I, a young non-binary individual, went undiagnosed most of my life. It’s less common for Autistic people of color like me to be diagnosed at all, but I had to spend a massive portion of my life misunderstood, misinterpreted, and even abused before I obtained my door-opening diagnosis. This diagnosis was something I sought out after I realized the deep connection I had with a brilliant fellow student whom I’d come to adore. She was an Autistic woman.
Now, the words “not broken, different” echo in my mind and very much in my heart. I remember thinking this as I began my long journey to obtain my formal diagnosis and self discovery.
Flash forward to years past my time of diagnosis (a late one). I became sick of hiding parts of myself and enduring the enormity of the pressure of psychological and physical abuse throughout my life. That pressure weighed on me, and so I decided to take a vacation. A vacation to visit two Amazing people whom I had come to know in my spiritual venture as it paralleled my life, diagnosis, and further adventure into my self.
Little did I know, these two amazing people would be known officially and permanently as Mama and Papa when they would come to adopt me as their own.
I know what you may be thinking. How can one be adopted in adulthood? To answer a question with a question, I ask my readers this, how could one not be adopted so as long as there are people willing to take you in, love you, and teach you?
Adoption, after all, is a lesson. It is mentorship in what it is to be loved as you are and in all you can become. This can happen no matter the age or circumstance you exist in. And so, I was adopted.

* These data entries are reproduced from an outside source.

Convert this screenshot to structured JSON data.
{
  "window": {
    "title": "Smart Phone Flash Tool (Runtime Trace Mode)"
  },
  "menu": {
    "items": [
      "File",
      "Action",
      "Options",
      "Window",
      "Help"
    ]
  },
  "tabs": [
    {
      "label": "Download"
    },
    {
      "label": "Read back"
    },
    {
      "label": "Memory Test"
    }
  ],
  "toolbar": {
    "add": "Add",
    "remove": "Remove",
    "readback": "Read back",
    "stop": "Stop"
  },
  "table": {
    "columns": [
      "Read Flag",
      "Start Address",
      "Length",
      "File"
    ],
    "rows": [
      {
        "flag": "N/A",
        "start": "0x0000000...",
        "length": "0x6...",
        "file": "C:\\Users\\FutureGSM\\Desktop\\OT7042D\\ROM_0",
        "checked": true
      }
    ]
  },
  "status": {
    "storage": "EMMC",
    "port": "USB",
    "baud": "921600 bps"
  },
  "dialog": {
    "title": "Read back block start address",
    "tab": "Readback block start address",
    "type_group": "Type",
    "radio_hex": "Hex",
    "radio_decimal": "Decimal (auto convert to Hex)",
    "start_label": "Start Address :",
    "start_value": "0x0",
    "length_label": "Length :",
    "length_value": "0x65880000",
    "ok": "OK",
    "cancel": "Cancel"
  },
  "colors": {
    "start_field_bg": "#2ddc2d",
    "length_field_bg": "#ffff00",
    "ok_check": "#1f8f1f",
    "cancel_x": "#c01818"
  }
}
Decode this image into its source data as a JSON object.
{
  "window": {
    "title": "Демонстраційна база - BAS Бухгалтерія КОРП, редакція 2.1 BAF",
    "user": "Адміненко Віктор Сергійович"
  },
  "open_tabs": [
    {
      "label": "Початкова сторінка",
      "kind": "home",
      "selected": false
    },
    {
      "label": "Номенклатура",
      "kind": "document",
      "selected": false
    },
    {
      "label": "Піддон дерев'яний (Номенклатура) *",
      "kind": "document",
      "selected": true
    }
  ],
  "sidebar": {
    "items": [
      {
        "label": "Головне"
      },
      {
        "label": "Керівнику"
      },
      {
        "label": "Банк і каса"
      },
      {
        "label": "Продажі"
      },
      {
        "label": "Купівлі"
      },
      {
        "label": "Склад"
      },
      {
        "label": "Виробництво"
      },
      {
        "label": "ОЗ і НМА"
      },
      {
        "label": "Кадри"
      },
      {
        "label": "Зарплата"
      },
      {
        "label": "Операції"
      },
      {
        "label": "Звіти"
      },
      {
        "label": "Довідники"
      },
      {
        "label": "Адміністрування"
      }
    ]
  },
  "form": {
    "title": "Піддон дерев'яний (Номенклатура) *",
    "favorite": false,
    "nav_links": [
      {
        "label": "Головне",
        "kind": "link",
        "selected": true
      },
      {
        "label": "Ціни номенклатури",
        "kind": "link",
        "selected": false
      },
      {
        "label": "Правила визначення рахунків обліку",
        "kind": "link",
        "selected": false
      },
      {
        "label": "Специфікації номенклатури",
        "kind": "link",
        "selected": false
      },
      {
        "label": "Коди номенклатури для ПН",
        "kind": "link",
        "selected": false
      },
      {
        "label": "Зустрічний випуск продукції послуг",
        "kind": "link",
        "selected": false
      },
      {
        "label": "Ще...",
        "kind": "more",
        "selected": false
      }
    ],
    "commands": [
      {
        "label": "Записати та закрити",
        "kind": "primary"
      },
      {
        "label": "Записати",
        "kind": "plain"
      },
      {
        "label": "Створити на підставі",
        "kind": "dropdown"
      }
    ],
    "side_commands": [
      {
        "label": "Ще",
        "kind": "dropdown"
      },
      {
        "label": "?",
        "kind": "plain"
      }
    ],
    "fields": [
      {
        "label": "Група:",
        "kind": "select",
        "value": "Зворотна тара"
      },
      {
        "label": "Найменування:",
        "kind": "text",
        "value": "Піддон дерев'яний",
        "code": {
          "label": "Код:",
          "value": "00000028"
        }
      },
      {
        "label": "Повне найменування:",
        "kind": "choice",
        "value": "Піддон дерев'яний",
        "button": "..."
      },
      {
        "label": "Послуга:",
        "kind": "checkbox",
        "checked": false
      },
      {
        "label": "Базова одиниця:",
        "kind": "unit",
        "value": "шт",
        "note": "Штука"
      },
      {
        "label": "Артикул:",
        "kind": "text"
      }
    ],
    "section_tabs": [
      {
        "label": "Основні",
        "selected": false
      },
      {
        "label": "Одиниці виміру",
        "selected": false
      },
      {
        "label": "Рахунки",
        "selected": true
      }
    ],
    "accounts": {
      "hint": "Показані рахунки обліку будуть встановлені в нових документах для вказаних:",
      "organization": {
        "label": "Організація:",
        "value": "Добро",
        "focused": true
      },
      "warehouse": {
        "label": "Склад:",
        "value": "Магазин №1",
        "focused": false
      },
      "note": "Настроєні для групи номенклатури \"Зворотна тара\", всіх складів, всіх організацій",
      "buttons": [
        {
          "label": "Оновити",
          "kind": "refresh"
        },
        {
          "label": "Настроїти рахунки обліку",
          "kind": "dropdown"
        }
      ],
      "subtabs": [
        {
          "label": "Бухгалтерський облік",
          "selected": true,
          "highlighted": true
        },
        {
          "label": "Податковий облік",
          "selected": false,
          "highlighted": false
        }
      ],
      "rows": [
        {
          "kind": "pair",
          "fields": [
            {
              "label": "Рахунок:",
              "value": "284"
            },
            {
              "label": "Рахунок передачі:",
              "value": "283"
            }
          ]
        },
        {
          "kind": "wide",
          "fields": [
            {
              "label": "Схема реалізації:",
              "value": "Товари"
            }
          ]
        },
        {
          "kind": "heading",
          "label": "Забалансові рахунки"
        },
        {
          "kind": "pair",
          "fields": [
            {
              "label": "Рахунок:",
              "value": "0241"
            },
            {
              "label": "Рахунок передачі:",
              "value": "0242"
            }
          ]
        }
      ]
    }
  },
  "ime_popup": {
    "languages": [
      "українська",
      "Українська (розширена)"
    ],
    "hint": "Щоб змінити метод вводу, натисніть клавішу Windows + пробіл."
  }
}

For Autistics, just as common as it is for us to be mistreated and our abused, it is equally common for us to make unbreakable and deep connections to others. These connections become our “Chosen Family” — as my big sister and fellow advocate, “The Autistic Wolf” taught me — people who’ve mutually chosen each other out of love and necessity and a deep human symbiosis. We find our herd, our pack, our tribe.
My family saved me, and so I write this with a full and happy heart so that fellow Autistics and beautiful fellow humans in general may know.
Family is not simply experienced by Blood. Family is by spirit, by heart, and by connections we make. Family is who is present. Family is who is there, and wherever they are, that is home.